Once I’m dressed and presentable, I stroll
out onto the balcony to see Mr. Carter, Rooks, and Mac working on
the fence that Mom wanted at the last minute. It’s a replica of the
small fence I saw at the beach near the sand dunes. Mom made an
offhand remark about how cute and rustic it was that day we drank
milkshakes, but I never thought she’d actually want a weathered
fence around our yard. She insisted that it was for privacy. Even
if it’s not, she knows too well what lines to use on me because it
worked.
The scent of coffee fills the entire house
once I step out of my bedroom. The dishwasher growls downstairs,
and Mom’s voice floats in the air. She says something about tea
light candles and seashells. She was up late last night carefully
boxing up her decorations for this upcoming party in
Chesterfield.
I sort of wish it didn’t fall on the night
of the Town Hall party. I’d feel better about going if she were
close by. I don’t trust these townsfolk alone. I know Rooks will be
with me, and he’ll guard me with his life. Mr. Carter will be a
phone call away. But I feel like I’m taking on the world by myself
now, a little baby flamingo out of the nest. Coral Sands versus the
pink baby bird.
Mom looks toward me when I walk downstairs.

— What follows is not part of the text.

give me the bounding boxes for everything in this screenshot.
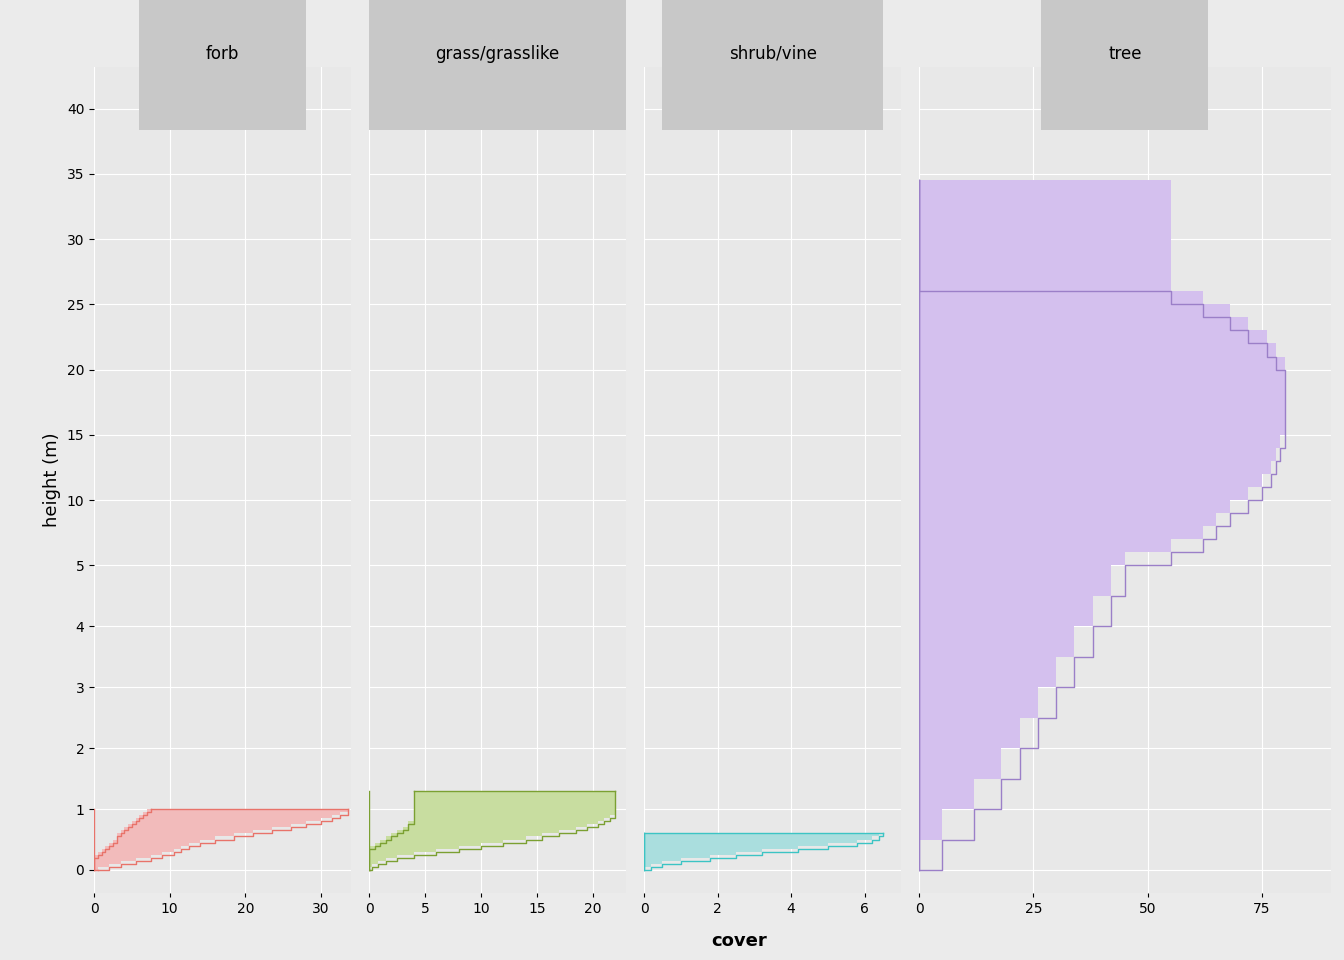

“Go try on the dress,” she says, strung out on excitement and
coffee. “I want to see it on you in person. I loved the
pictures.”
Good morning to you too, Mom. I almost don’t
take her seriously, but she stands up, abandoning her boxes of
seashells, driftwood wreaths, and blue table cloths.
She follows me back to my room, plops
herself down on my bed, and waits while I change in the bathroom.
The dress is perfect. It’s a shorter dress, a bit more fun and
flirty than elegant. It’s a hot pink strapless with lots of sequins
and a tulle skirt to give it that extra flamingo fluff.
When I walk back into my bedroom, she jumps
up with excitement like it’s my wedding day rather than a costume
for a Town Hall masquerade party.
“With the mask,” she says, reaching for it
on the bedside table.
Rooks found a perfect jacket with the long
coattails he wanted. It’s charcoal gray and makes his eyes pop,
even behind the dark phoenix mask he got at Second Wind. The lady
at the checkout register made a lame remark about two birds
flocking together, and I desperately hope no one says anything
similar at the party.
“Ohhhh, I love it,” Mom says dreamily,
clasping her hands on either of her cheeks. “You’re the prettiest
flamingo I’ve ever seen.”
After she’s through admiring and oooh’ing
and ahh’ing, I change out of the costume before anyone else can see
me in it. Then I roam outside to see how the fence is coming along.
Rooks wears an old T-shirt with the sleeves ripped off, and I melt
instantly upon seeing his muscles with that power drill.